Zo nog de kracht van ’t bloed in uwen boezem gloeit,
Dan pleit uw Nicht op uw gevoelig medelijden.
    Dit blad, met traanen door mijn scheemrig oog besproeid,
Zal u het jongst vaarwel der stervende Ada wijden!
    (5) ’k Zie ’t eind van al mijn leed, — ja mijn verwelkte jeugd,
O dood! zal veilig aan uw’ kouden boezem rusten,
    Een zwarte wolk bedekt het flauwst verschiet der vreugd,
En zagte wellust, die mijn kindsche dagen kuschten.
[p. 57]
    Denk niet doorluchtig Graaf! dat ik mijn treurig lot
(10) U bits verwijt: geen wraak, ontvlamt mijn ziel bij ’t nadren
    Voor ’t hoog, ’t geducht gericht, van een rechtvaardig God!

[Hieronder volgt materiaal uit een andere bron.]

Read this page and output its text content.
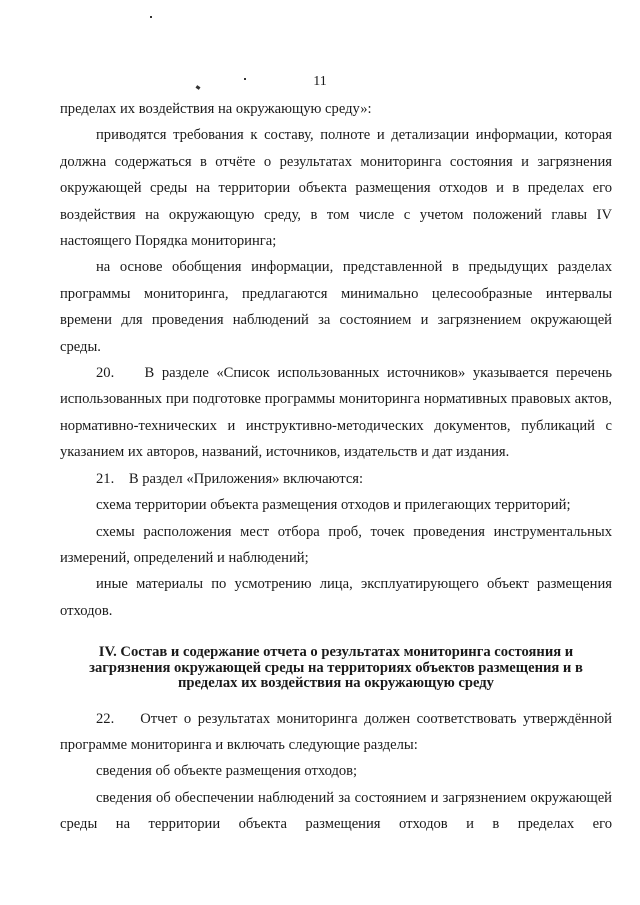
11

пределах их воздействия на окружающую среду»:

приводятся требования к составу, полноте и детализации информации, которая должна содержаться в отчёте о результатах мониторинга состояния и загрязнения окружающей среды на территории объекта размещения отходов и в пределах его воздействия на окружающую среду, в том числе с учетом положений главы IV настоящего Порядка мониторинга;

на основе обобщения информации, представленной в предыдущих разделах программы мониторинга, предлагаются минимально целесообразные интервалы времени для проведения наблюдений за состоянием и загрязнением окружающей среды.

20.    В разделе «Список использованных источников» указывается перечень использованных при подготовке программы мониторинга нормативных правовых актов, нормативно-технических и инструктивно-методических документов, публикаций с указанием их авторов, названий, источников, издательств и дат издания.

21.    В раздел «Приложения» включаются:

схема территории объекта размещения отходов и прилегающих территорий;

схемы расположения мест отбора проб, точек проведения инструментальных измерений, определений и наблюдений;

иные материалы по усмотрению лица, эксплуатирующего объект размещения отходов.

IV. Состав и содержание отчета о результатах мониторинга состояния и загрязнения окружающей среды на территориях объектов размещения и в пределах их воздействия на окружающую среду

22.    Отчет о результатах мониторинга должен соответствовать утверждённой программе мониторинга и включать следующие разделы:

сведения об объекте размещения отходов;

сведения об обеспечении наблюдений за состоянием и загрязнением окружающей среды на территории объекта размещения отходов и в пределах его
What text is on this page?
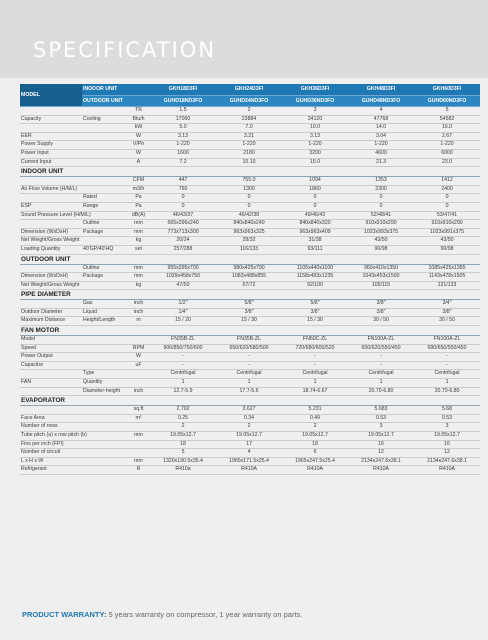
SPECIFICATION
MODEL	INDOOR UNIT		GKH18D3FI	GKH24D3FI	GKH36D3FI	GKH48D3FI	GKH60D3FI
	OUTDOOR UNIT		GUHD18ND3FO	GUHD24ND3FO	GUHD36ND3FO	GUHD48ND3FO	GUHD60ND3FO
		TR	1.5	2	3	4	5
Capacity	Cooling	Btu/h	17060	23884	34120	47768	54582
		kW	5.0	7.0	10.0	14.0	16.0
EER		W	3.13	3.21	3.13	3.04	2.67
Power Supply		V/Ph	1-220	1-220	1-220	1-220	1-220
Power Input		W	1600	2180	3200	4600	6000
Current Input		A	7.2	10.10	15.0	21.3	23.0
INDOOR UNIT							
		CFM	447	755.0	1094	1353	1412
Air Flow Volume (H/M/L)		m3/h	760	1300	1860	2300	2400
	Rated	Pa	0	0	0	0	0
ESP	Range	Pa	0	0	0	0	0
Sound Pressure Level (H/M/L)		dB(A)	46/43/37	46/42/38	49/46/43	52/48/41	53/47/41
	Outline	mm	665x396x240	840x840x240	840x840x320	910x910x290	910x910x290
Dimension (WxDxH)	Package	mm	773x713x300	963x963x325	963x963x409	1023x993x375	1023x991x375
Net Weight/Gross Weight		kg	20/24	28/32	31/38	43/50	43/50
Loading Quantity	40'GP/40'HQ	set	257/288	116/133	93/111	90/98	90/98
OUTDOOR UNIT							
	Outline	mm	955x395x700	980x425x790	1105x440x1100	960x410x1350	1085x425x1365
Dimension (WxDxH)	Package	mm	1029x458x750	1083x488x855	1158x493x1235	1043x453x1500	1143x478x1505
Net Weight/Gross Weight		kg	47/50	67/72	92/100	105/115	121/133
PIPE DIAMETER							
	Gas	inch	1/2"	5/8"	5/8"	3/8"	3/4"
Outdoor Diameter	Liquid	inch	1/4"	3/8"	3/8"	3/8"	3/8"
Maximum Distance	Height/Length	m	15 / 20	15 / 30	15 / 30	30 / 50	30 / 50
FAN MOTOR							
Model			FN35B-ZL	FN35B-ZL	FN60C-ZL	FN100A-ZL	FN100A-ZL
Speed		RPM	900/850/750/600	650/620/580/500	720/680/600/520	650/620/550/450	680/650/550/450
Power Output		W	-	-	-	-	-
Capacitor		uF	-	-	-	-	-
	Type		Centrifugal	Centrifugal	Centrifugal	Centrifugal	Centrifugal
FAN	Quantity		1	1	1	1	1
	Diameter-height	inch	12.7-5.9	17.7-5.6	18.74-6.67	20.70-6.80	20.70-6.80
EVAPORATOR							
		sq.ft	2.702	3.627	5.231	5.683	5.68
Face Area		m²	0.25	0.34	0.49	0.53	0.53
Number of rows			2	2	2	3	3
Tube pitch (a) x row pitch (b)		mm	19.05x12.7	19.05x12.7	19.05x12.7	19.05x12.7	19.05x12.7
Fins per inch (FPI)			18	17	18	16	16
Number of circuit			5	4	6	12	12
L x H x W		mm	1320x190.5x35.4	1965x171.5x25.4	1965x247.5x25.4	2134x247.6x38.1	2134x247.6x38.1
Refrigerant		R	R410a	R410A	R410A	R410A	R410A
PRODUCT WARRANTY: 5 years warranty on compressor, 1 year warranty on parts.
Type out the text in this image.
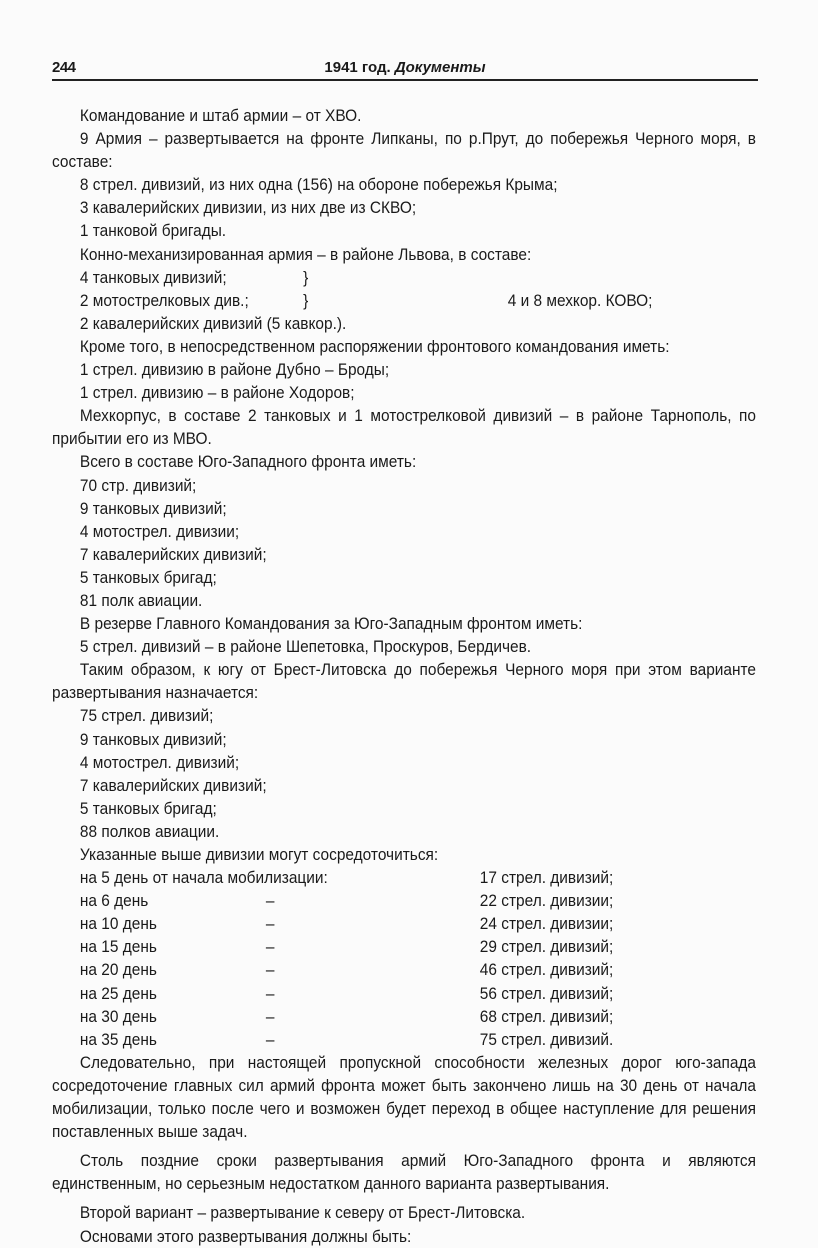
244	1941 год. Документы

Командование и штаб армии – от ХВО.

9 Армия – развертывается на фронте Липканы, по р.Прут, до побережья Черного моря, в составе:

8 стрел. дивизий, из них одна (156) на обороне побережья Крыма;

3 кавалерийских дивизии, из них две из СКВО;

1 танковой бригады.

Конно-механизированная армия – в районе Львова, в составе:

4 танковых дивизий;	}
2 мотострелковых див.;	}	4 и 8 мехкор. КОВО;

2 кавалерийских дивизий (5 кавкор.).

Кроме того, в непосредственном распоряжении фронтового командования иметь:

1 стрел. дивизию в районе Дубно – Броды;

1 стрел. дивизию – в районе Ходоров;

Мехкорпус, в составе 2 танковых и 1 мотострелковой дивизий – в районе Тарнополь, по прибытии его из МВО.

Всего в составе Юго-Западного фронта иметь:

70 стр. дивизий;

9 танковых дивизий;

4 мотострел. дивизии;

7 кавалерийских дивизий;

5 танковых бригад;

81 полк авиации.

В резерве Главного Командования за Юго-Западным фронтом иметь:

5 стрел. дивизий – в районе Шепетовка, Проскуров, Бердичев.

Таким образом, к югу от Брест-Литовска до побережья Черного моря при этом варианте развертывания назначается:

75 стрел. дивизий;

9 танковых дивизий;

4 мотострел. дивизий;

7 кавалерийских дивизий;

5 танковых бригад;

88 полков авиации.

Указанные выше дивизии могут сосредоточиться:

на 5 день от начала мобилизации:	17 стрел. дивизий;
на 6 день	–	22 стрел. дивизии;
на 10 день	–	24 стрел. дивизии;
на 15 день	–	29 стрел. дивизий;
на 20 день	–	46 стрел. дивизий;
на 25 день	–	56 стрел. дивизий;
на 30 день	–	68 стрел. дивизий;
на 35 день	–	75 стрел. дивизий.

Следовательно, при настоящей пропускной способности железных дорог юго-запада сосредоточение главных сил армий фронта может быть закончено лишь на 30 день от начала мобилизации, только после чего и возможен будет переход в общее наступление для решения поставленных выше задач.

Столь поздние сроки развертывания армий Юго-Западного фронта и являются единственным, но серьезным недостатком данного варианта развертывания.

Второй вариант – развертывание к северу от Брест-Литовска.

Основами этого развертывания должны быть:
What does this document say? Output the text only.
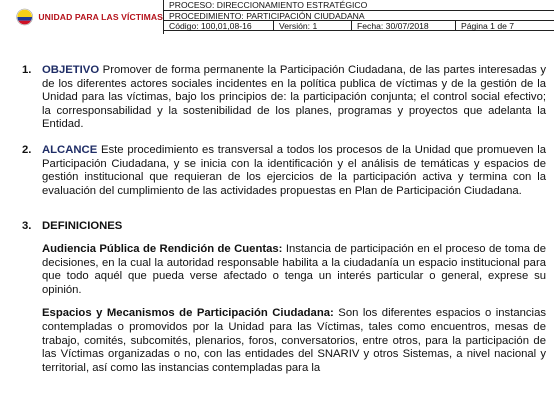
UNIDAD PARA LAS VÍCTIMAS
PROCESO: DIRECCIONAMIENTO ESTRATÉGICO
PROCEDIMIENTO: PARTICIPACIÓN CIUDADANA
Código: 100,01,08-16	Versión: 1	Fecha: 30/07/2018	Página 1 de 7
1. OBJETIVO Promover de forma permanente la Participación Ciudadana, de las partes interesadas y de los diferentes actores sociales incidentes en la política publica de víctimas y de la gestión de la Unidad para las víctimas, bajo los principios de: la participación conjunta; el control social efectivo; la corresponsabilidad y la sostenibilidad de los planes, programas y proyectos que adelanta la Entidad.
2. ALCANCE Este procedimiento es transversal a todos los procesos de la Unidad que promueven la Participación Ciudadana, y se inicia con la identificación y el análisis de temáticas y espacios de gestión institucional que requieran de los ejercicios de la participación activa y termina con la evaluación del cumplimiento de las actividades propuestas en Plan de Participación Ciudadana.
3. DEFINICIONES
Audiencia Pública de Rendición de Cuentas: Instancia de participación en el proceso de toma de decisiones, en la cual la autoridad responsable habilita a la ciudadanía un espacio institucional para que todo aquél que pueda verse afectado o tenga un interés particular o general, exprese su opinión.
Espacios y Mecanismos de Participación Ciudadana: Son los diferentes espacios o instancias contempladas o promovidos por la Unidad para las Víctimas, tales como encuentros, mesas de trabajo, comités, subcomités, plenarios, foros, conversatorios, entre otros, para la participación de las Víctimas organizadas o no, con las entidades del SNARIV y otros Sistemas, a nivel nacional y territorial, así como las instancias contempladas para la
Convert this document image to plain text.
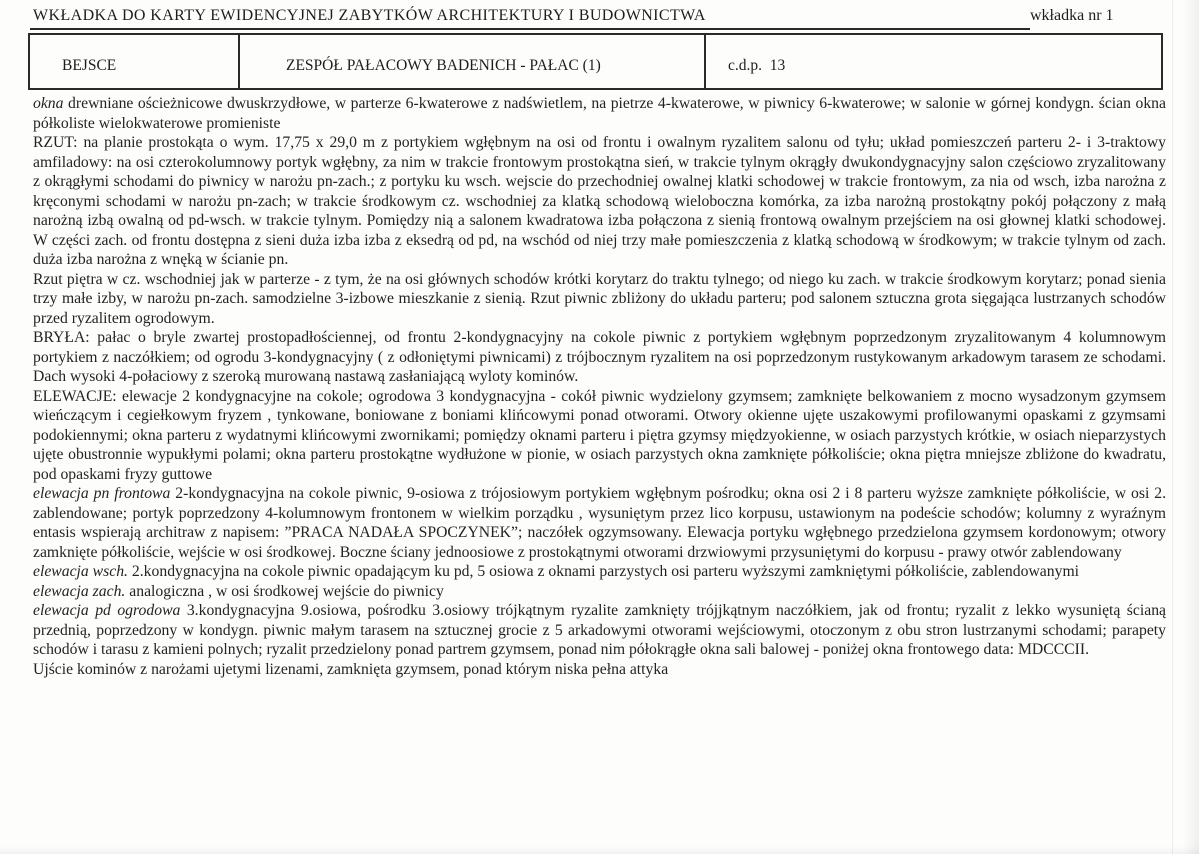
WKŁADKA DO KARTY EWIDENCYJNEJ ZABYTKÓW ARCHITEKTURY I BUDOWNICTWA	wkładka nr 1
BEJSCE	ZESPÓŁ PAŁACOWY BADENICH - PAŁAC (1)	c.d.p.  13

okna drewniane ościeżnicowe dwuskrzydłowe, w parterze 6-kwaterowe z nadświetlem, na pietrze 4-kwaterowe, w piwnicy 6-kwaterowe; w salonie w górnej kondygn. ścian okna półkoliste wielokwaterowe promieniste

RZUT: na planie prostokąta o wym. 17,75 x 29,0 m z portykiem wgłębnym na osi od frontu i owalnym ryzalitem salonu od tyłu; układ pomieszczeń parteru 2- i 3-traktowy amfiladowy: na osi czterokolumnowy portyk wgłębny, za nim w trakcie frontowym prostokątna sień, w trakcie tylnym okrągły dwukondygnacyjny salon częściowo zryzalitowany z okrągłymi schodami do piwnicy w narożu pn-zach.; z portyku ku wsch. wejscie do przechodniej owalnej klatki schodowej w trakcie frontowym, za nia od wsch, izba narożna z kręconymi schodami w narożu pn-zach; w trakcie środkowym cz. wschodniej za klatką schodową wieloboczna komórka, za izba narożną prostokątny pokój połączony z małą narożną izbą owalną od pd-wsch. w trakcie tylnym. Pomiędzy nią a salonem kwadratowa izba połączona z sienią frontową owalnym przejściem na osi głownej klatki schodowej. W części zach. od frontu dostępna z sieni duża izba izba z eksedrą od pd, na wschód od niej trzy małe pomieszczenia z klatką schodową w środkowym; w trakcie tylnym od zach. duża izba narożna z wnęką w ścianie pn.

Rzut piętra w cz. wschodniej jak w parterze - z tym, że na osi głównych schodów krótki korytarz do traktu tylnego; od niego ku zach. w trakcie środkowym korytarz; ponad sienia trzy małe izby, w narożu pn-zach. samodzielne 3-izbowe mieszkanie z sienią. Rzut piwnic zbliżony do układu parteru; pod salonem sztuczna grota sięgająca lustrzanych schodów przed ryzalitem ogrodowym.

BRYŁA: pałac o bryle zwartej prostopadłościennej, od frontu 2-kondygnacyjny na cokole piwnic z portykiem wgłębnym poprzedzonym zryzalitowanym 4 kolumnowym portykiem z naczółkiem; od ogrodu 3-kondygnacyjny ( z odłoniętymi piwnicami) z trójbocznym ryzalitem na osi poprzedzonym rustykowanym arkadowym tarasem ze schodami. Dach wysoki 4-połaciowy z szeroką murowaną nastawą zasłaniającą wyloty kominów.

ELEWACJE: elewacje 2 kondygnacyjne na cokole; ogrodowa 3 kondygnacyjna - cokół piwnic wydzielony gzymsem; zamknięte belkowaniem z mocno wysadzonym gzymsem wieńczącym i cegiełkowym fryzem , tynkowane, boniowane z boniami klińcowymi ponad otworami. Otwory okienne ujęte uszakowymi profilowanymi opaskami z gzymsami podokiennymi; okna parteru z wydatnymi klińcowymi zwornikami; pomiędzy oknami parteru i piętra gzymsy międzyokienne, w osiach parzystych krótkie, w osiach nieparzystych ujęte obustronnie wypukłymi polami; okna parteru prostokątne wydłużone w pionie, w osiach parzystych okna zamknięte półkoliście; okna piętra mniejsze zbliżone do kwadratu, pod opaskami fryzy guttowe

elewacja pn frontowa 2-kondygnacyjna na cokole piwnic, 9-osiowa z trójosiowym portykiem wgłębnym pośrodku; okna osi 2 i 8 parteru wyższe zamknięte półkoliście, w osi 2. zablendowane; portyk poprzedzony 4-kolumnowym frontonem w wielkim porządku , wysuniętym przez lico korpusu, ustawionym na podeście schodów; kolumny z wyraźnym entasis wspierają architraw z napisem: ”PRACA NADAŁA SPOCZYNEK”; naczółek ogzymsowany. Elewacja portyku wgłębnego przedzielona gzymsem kordonowym; otwory zamknięte półkoliście, wejście w osi środkowej. Boczne ściany jednoosiowe z prostokątnymi otworami drzwiowymi przysuniętymi do korpusu - prawy otwór zablendowany

elewacja wsch. 2.kondygnacyjna na cokole piwnic opadającym ku pd, 5 osiowa z oknami parzystych osi parteru wyższymi zamkniętymi półkoliście, zablendowanymi

elewacja zach. analogiczna , w osi środkowej wejście do piwnicy

elewacja pd ogrodowa 3.kondygnacyjna 9.osiowa, pośrodku 3.osiowy trójkątnym ryzalite zamknięty trójjkątnym naczółkiem, jak od frontu; ryzalit z lekko wysuniętą ścianą przednią, poprzedzony w kondygn. piwnic małym tarasem na sztucznej grocie z 5 arkadowymi otworami wejściowymi, otoczonym z obu stron lustrzanymi schodami; parapety schodów i tarasu z kamieni polnych; ryzalit przedzielony ponad partrem gzymsem, ponad nim półokrągłe okna sali balowej - poniżej okna frontowego data: MDCCCII.

Ujście kominów z narożami ujetymi lizenami, zamknięta gzymsem, ponad którym niska pełna attyka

’k Voel hoe mijn jeugdig bloed bevriest in kronklende adren.
    Mijn uitgeteerde hand bezwijkt elk oogenblik! —
Nog eens verzamel ik mijn reeds bezwijmde krachten;
    (15) Mijn boezem lang bekneld, hijgt naar den laatsten snik!
’k Voel door een stille kalmt’ den angst des doods verzagten.
    ’k Smeek in den naam van Hem, die ’t groot Heeläl gebiedt,
Van Hem, die ’t wormpje voedt, en waakt voor vlammende Englen,
    Wreek, om uw Broeders wil, vrouw ALEIDS staatszucht niet;
(20) O! kon ik om haar hals mijn stervende armen strenglen;
    Ontvingze de afscheidskus van mijn verbleekte mond!
Hoe zal mijn moeder, mij, haar eenig kind, betreuren?
    Nooit weet zij, wat al smart mijn jeugd en kracht verstond,
Sints zij me in Haarlem, van haar hijgend hart zag scheuren!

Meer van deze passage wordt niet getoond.